Daten & Fakten

Kita-Finanzierung: Deutliche Unterschiede zwischen Ost und Süd

Institut der Deutschen Wirtschaft sieht Ostländer bei Ausgaben vorn – Bayern, Baden-Württemberg und Saarland am unteren Ende

Die öffentlichen Ausgaben für die Kinderbetreuung unterscheiden sich zwischen den Bundesländern teils erheblich. Das zeigt eine aktuelle Auswertung des Instituts der Deutschen Wirtschaft (IW) auf Basis der amtlichen Kinder- und Jugendhilfestatistik. Demnach investieren die ostdeutschen Bundesländer pro Kind unter sechs Jahren im Durchschnitt deutlich mehr in Kitas und Tagespflege als die meisten westdeutschen Länder.

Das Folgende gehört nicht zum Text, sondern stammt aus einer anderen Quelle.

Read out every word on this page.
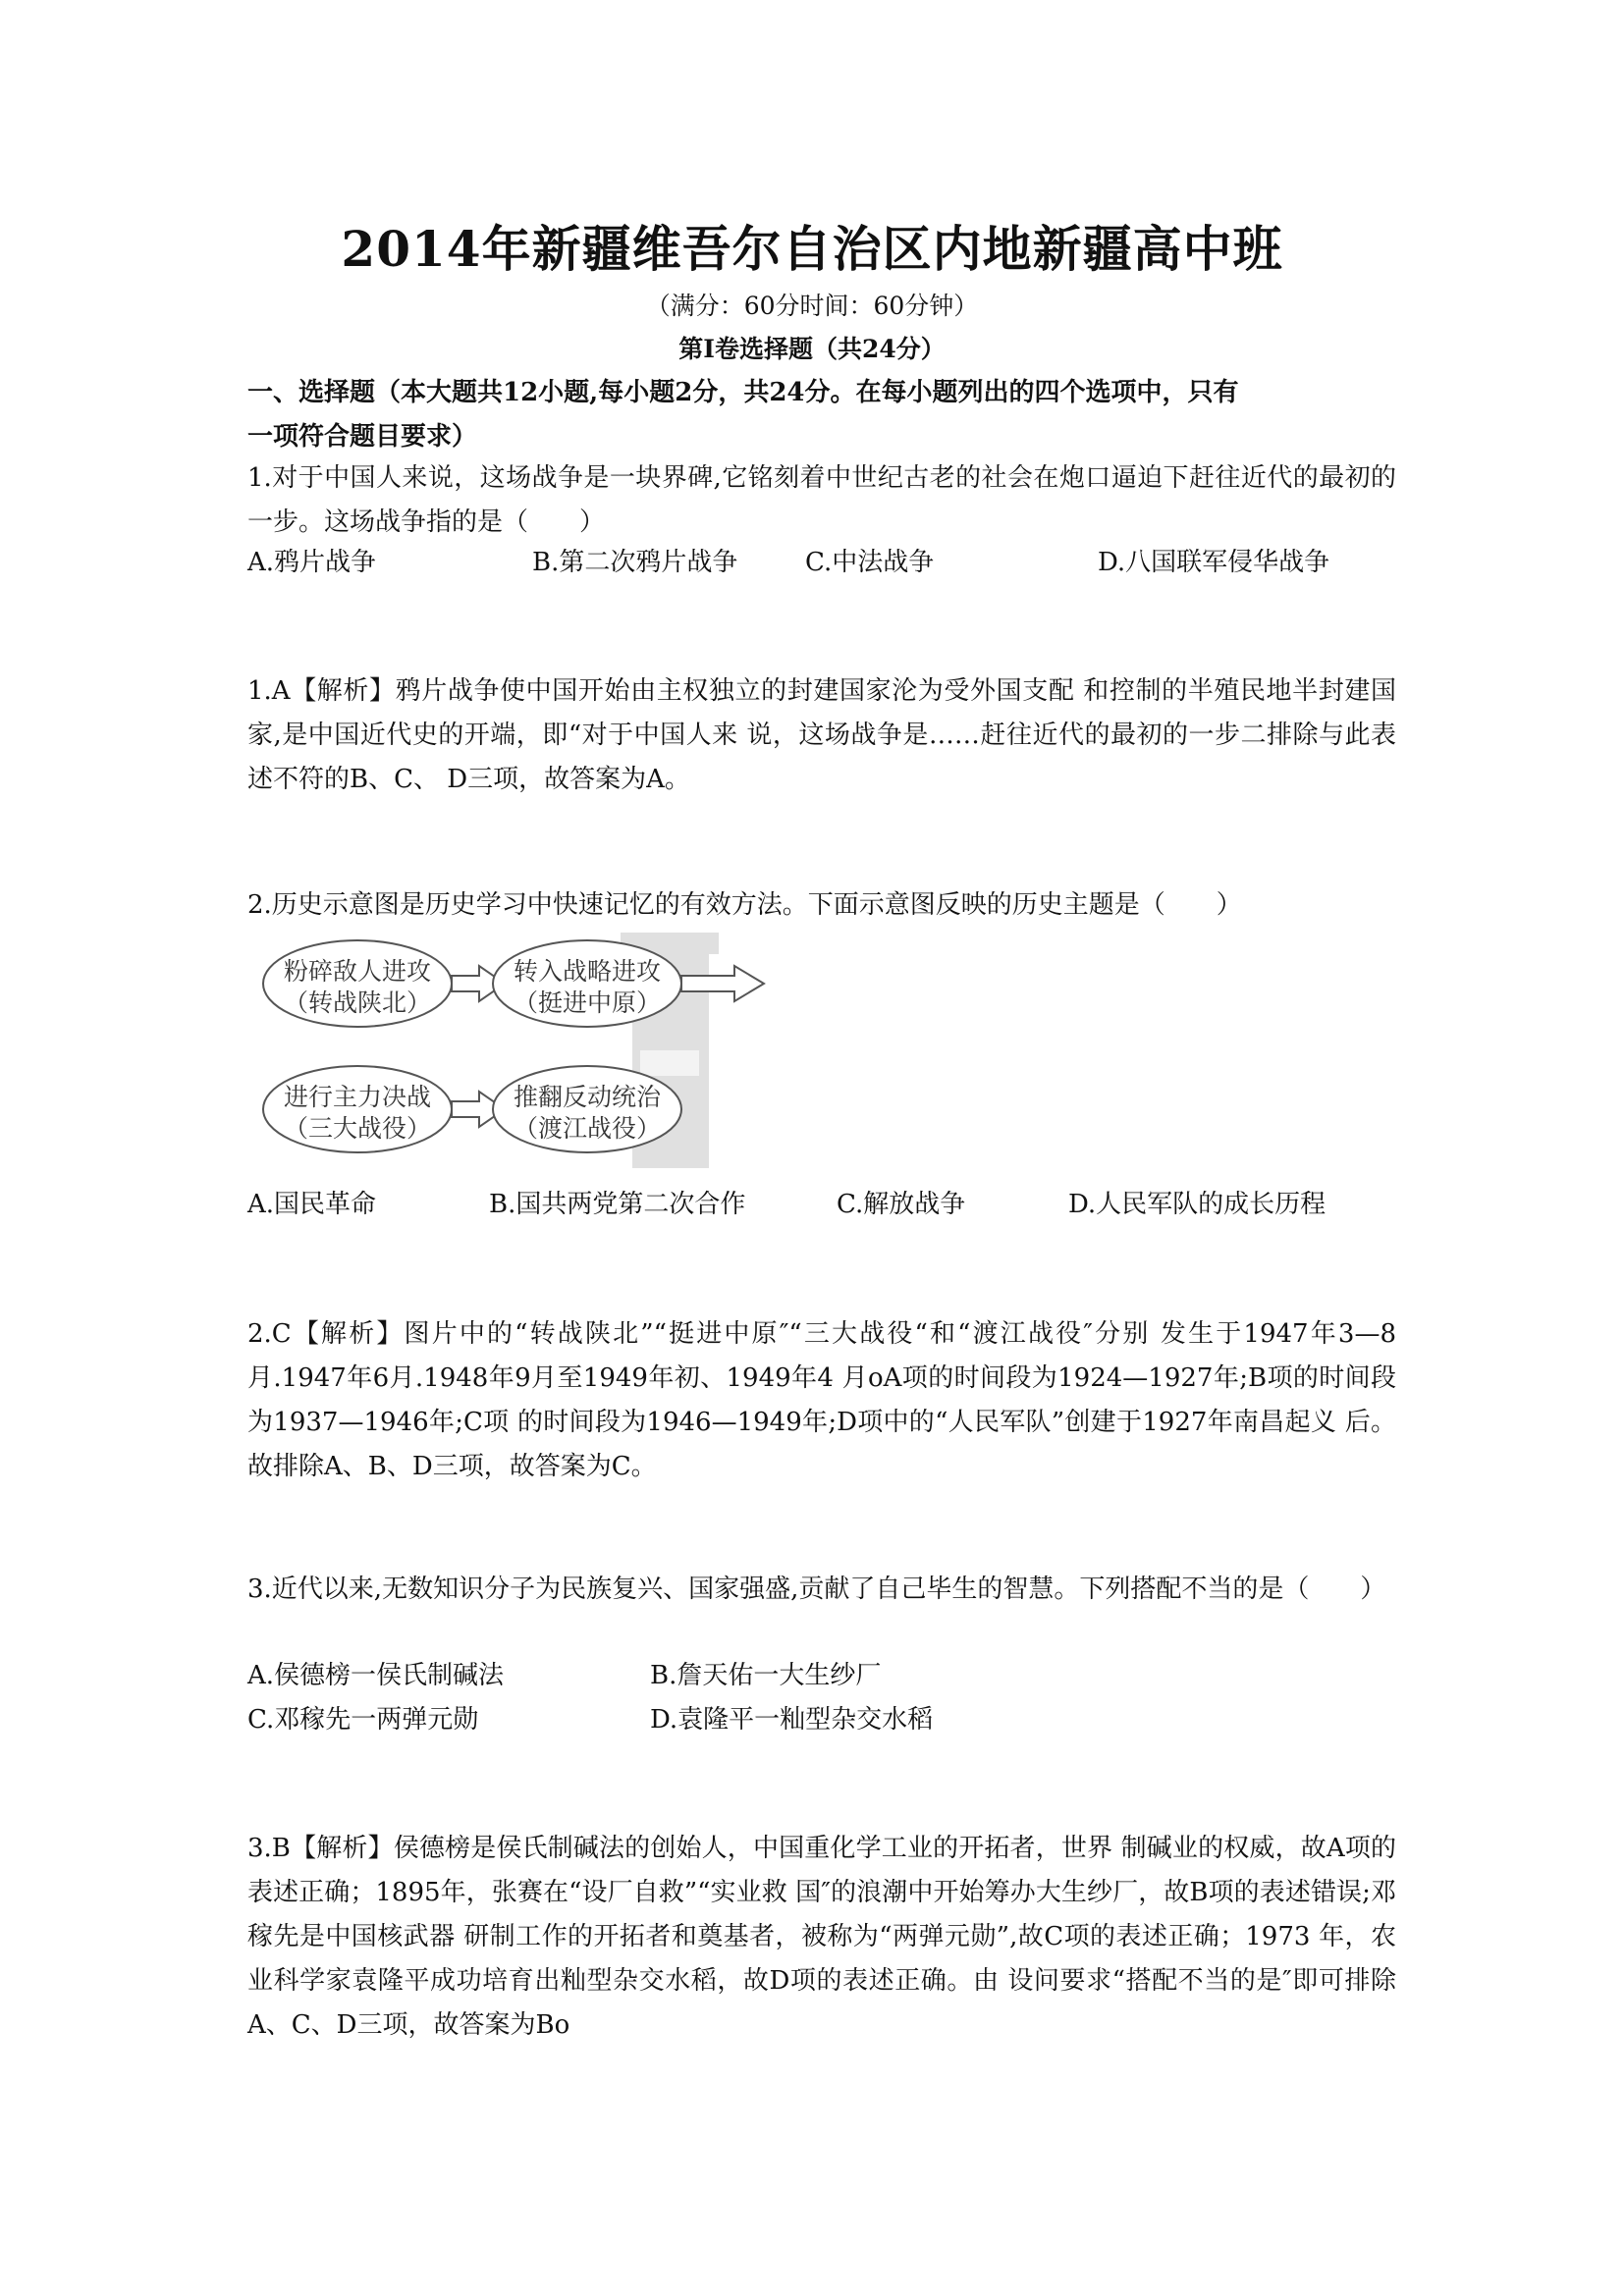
2014年新疆维吾尔自治区内地新疆高中班
（满分：60分时间：60分钟）
第Ⅰ卷选择题（共24分）
一、选择题（本大题共12小题,每小题2分，共24分。在每小题列出的四个选项中，只有
一项符合题目要求）
1.对于中国人来说，这场战争是一块界碑,它铭刻着中世纪古老的社会在炮口逼迫下赶往近代的最初的一步。这场战争指的是（　　）
A.鸦片战争	B.第二次鸦片战争	C.中法战争	D.八国联军侵华战争
1.A【解析】鸦片战争使中国开始由主权独立的封建国家沦为受外国支配 和控制的半殖民地半封建国家,是中国近代史的开端，即“对于中国人来 说，这场战争是……赶往近代的最初的一步二排除与此表述不符的B、C、 D三项，故答案为A。
2.历史示意图是历史学习中快速记忆的有效方法。下面示意图反映的历史主题是（　　）
粉碎敌人进攻
（转战陕北）
转入战略进攻
（挺进中原）
进行主力决战
（三大战役）
推翻反动统治
（渡江战役）
A.国民革命	B.国共两党第二次合作	C.解放战争	D.人民军队的成长历程
2.C【解析】图片中的“转战陕北”“挺进中原″“三大战役“和“渡江战役″分别 发生于1947年3—8月.1947年6月.1948年9月至1949年初、1949年4 月oA项的时间段为1924—1927年;B项的时间段为1937—1946年;C项 的时间段为1946—1949年;D项中的“人民军队”创建于1927年南昌起义 后。故排除A、B、D三项，故答案为C。
3.近代以来,无数知识分子为民族复兴、国家强盛,贡献了自己毕生的智慧。下列搭配不当的是（　　）
A.侯德榜一侯氏制碱法	B.詹天佑一大生纱厂
C.邓稼先一两弹元勋	D.袁隆平一籼型杂交水稻
3.B【解析】侯德榜是侯氏制碱法的创始人，中国重化学工业的开拓者，世界 制碱业的权威，故A项的表述正确；1895年，张赛在“设厂自救”“实业救 国″的浪潮中开始筹办大生纱厂，故B项的表述错误;邓稼先是中国核武器 研制工作的开拓者和奠基者，被称为“两弹元勋”,故C项的表述正确；1973 年，农业科学家袁隆平成功培育出籼型杂交水稻，故D项的表述正确。由 设问要求“搭配不当的是″即可排除A、C、D三项，故答案为Bo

Ostdeutsche Länder an der Spitze
Im bundesweiten Durchschnitt gaben die Länder im Jahr 2023 rund 9.600 Euro pro Kind für die Betreuung von unter Sechsjährigen aus. Besonders hohe Pro-Kopf-Ausgaben verzeichneten dabei mehrere ostdeutsche Bundesländer. Brandenburg liegt mit 12.145 Euro pro Kind an der Spitze, gefolgt von Berlin mit knapp 12.000 Euro und Mecklenburg-Vorpommern mit rund 11.000 Euro. Auch Sachsen und Sachsen-Anhalt liegen deutlich über dem Bundesdurchschnitt.

Südländer deutlich unter dem Durchschnitt
Am unteren Ende der Skala finden sich laut IW Baden-Württemberg, das Saarland und Bayern. Diese Länder investieren jeweils weniger als 9.000 Euro pro Kind und liegen damit klar unter dem Bundesdurchschnitt. Zwar gibt es mit Hamburg einzelne westdeutsche Bundesländer mit vergleichsweise hohen Ausgaben, insgesamt bleiben viele westdeutsche Länder jedoch hinter den ostdeutschen Spitzenreitern zurück.

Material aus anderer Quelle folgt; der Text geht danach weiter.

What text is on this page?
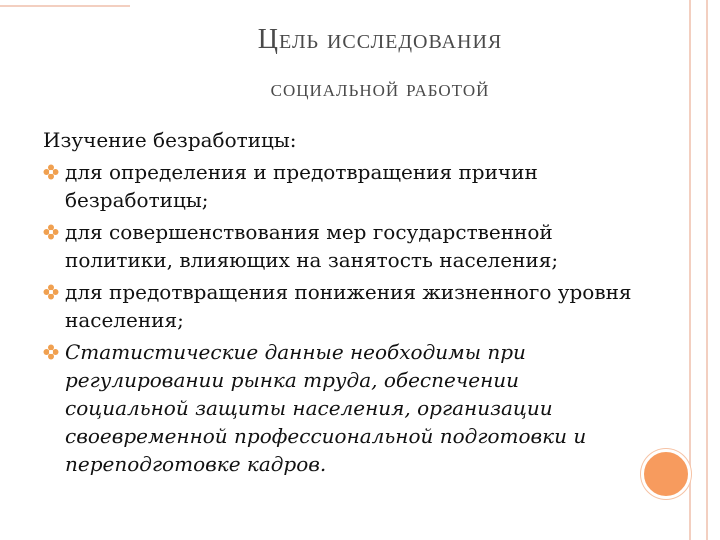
Цель исследования
социальной работой

Изучение безработицы:

для определения и предотвращения причин безработицы;
для совершенствования мер государственной политики, влияющих на занятость населения;
для предотвращения понижения жизненного уровня населения;
Статистические данные необходимы при регулировании рынка труда, обеспечении социальной защиты населения, организации своевременной профессиональной подготовки и переподготовке кадров.
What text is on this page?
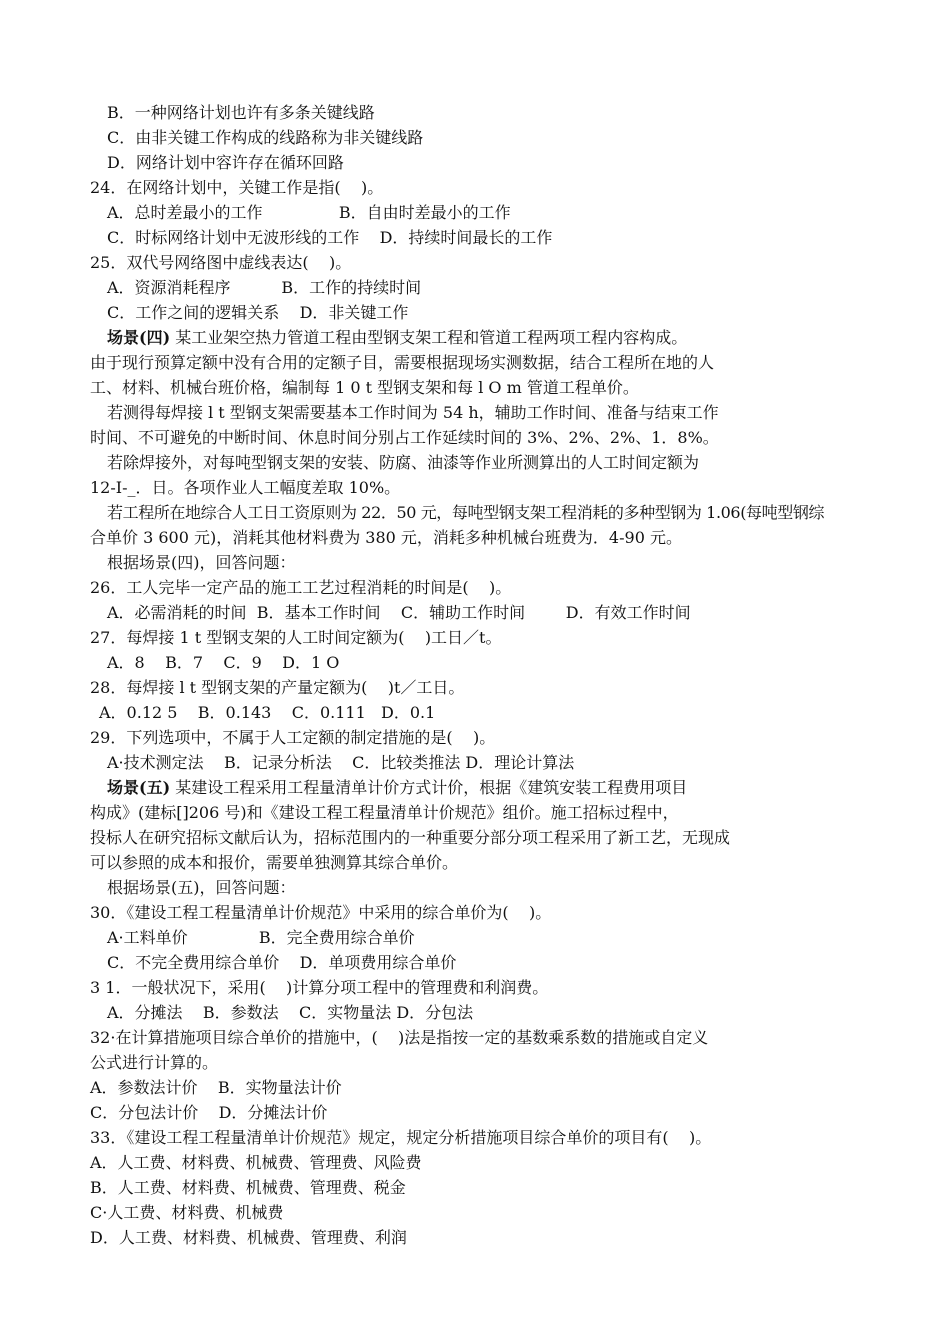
B．一种网络计划也许有多条关键线路
C．由非关键工作构成的线路称为非关键线路
D．网络计划中容许存在循环回路
24．在网络计划中，关键工作是指(    )。
A．总时差最小的工作               B．自由时差最小的工作
C．时标网络计划中无波形线的工作    D．持续时间最长的工作
25．双代号网络图中虚线表达(    )。
A．资源消耗程序          B．工作的持续时间
C．工作之间的逻辑关系    D．非关键工作
场景(四) 某工业架空热力管道工程由型钢支架工程和管道工程两项工程内容构成。
由于现行预算定额中没有合用的定额子目，需要根据现场实测数据，结合工程所在地的人
工、材料、机械台班价格，编制每 1 0 t 型钢支架和每 l O m 管道工程单价。
若测得每焊接 l t 型钢支架需要基本工作时间为 54 h，辅助工作时间、准备与结束工作
时间、不可避免的中断时间、休息时间分别占工作延续时间的 3%、2%、2%、1．8%。
若除焊接外，对每吨型钢支架的安装、防腐、油漆等作业所测算出的人工时间定额为
12-I-_．日。各项作业人工幅度差取 10%。
若工程所在地综合人工日工资原则为 22．50 元，每吨型钢支架工程消耗的多种型钢为 1.06(每吨型钢综
合单价 3 600 元)，消耗其他材料费为 380 元，消耗多种机械台班费为．4-90 元。
根据场景(四)，回答问题：
26．工人完毕一定产品的施工工艺过程消耗的时间是(    )。
A．必需消耗的时间  B．基本工作时间    C．辅助工作时间        D．有效工作时间
27．每焊接 1 t 型钢支架的人工时间定额为(    )工日／t。
A．8    B．7    C．9    D．1 O
28．每焊接 l t 型钢支架的产量定额为(    )t／工日。
A．0.12 5    B．0.143    C．0.111   D．0.1
29．下列选项中，不属于人工定额的制定措施的是(    )。
A·技术测定法    B．记录分析法    C．比较类推法 D．理论计算法
场景(五) 某建设工程采用工程量清单计价方式计价，根据《建筑安装工程费用项目
构成》(建标[]206 号)和《建设工程工程量清单计价规范》组价。施工招标过程中，
投标人在研究招标文献后认为，招标范围内的一种重要分部分项工程采用了新工艺，无现成
可以参照的成本和报价，需要单独测算其综合单价。
根据场景(五)，回答问题：
30．《建设工程工程量清单计价规范》中采用的综合单价为(    )。
A·工料单价              B．完全费用综合单价
C．不完全费用综合单价    D．单项费用综合单价
3 1．一般状况下，采用(    )计算分项工程中的管理费和利润费。
A．分摊法    B．参数法    C．实物量法 D．分包法
32·在计算措施项目综合单价的措施中，(    )法是指按一定的基数乘系数的措施或自定义
公式进行计算的。
A．参数法计价    B．实物量法计价
C．分包法计价    D．分摊法计价
33．《建设工程工程量清单计价规范》规定，规定分析措施项目综合单价的项目有(    )。
A．人工费、材料费、机械费、管理费、风险费
B．人工费、材料费、机械费、管理费、税金
C·人工费、材料费、机械费
D．人工费、材料费、机械费、管理费、利润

Unterschiedliche Strukturen als Erklärung
Nach Einschätzung des Instituts der Deutschen Wirtschaft hängen die Unterschiede unter anderem mit historisch gewachsenen Betreuungsstrukturen zusammen. In Ostdeutschland ist die Erwerbstätigkeit von Eltern – insbesondere von Müttern – traditionell höher, was seit Jahrzehnten zu einem dichteren und umfassenderen Angebot an Betreuungsplätzen geführt hat.

Bundesweit weiterhin Platzmangel
Unabhängig von den regionalen Unterschieden weist das IW auf einen anhaltenden Mangel an Betreuungsplätzen hin. Deutschlandweit fehlen nach aktuellen Schätzungen rund 300.000 Plätze für Kinder unter drei Jahren. Der Bedarf an Investitionen bleibt daher hoch – sowohl beim Ausbau der Infrastruktur als auch bei der Sicherung von Qualität und Personal.

Die Auswertung des IW verdeutlicht, dass die Finanzierung der Kinderbetreuung in Deutschland stark vom Wohnort abhängt und weiterhin zu den zentralen Herausforderungen der Familien- und Bildungspolitik zählt.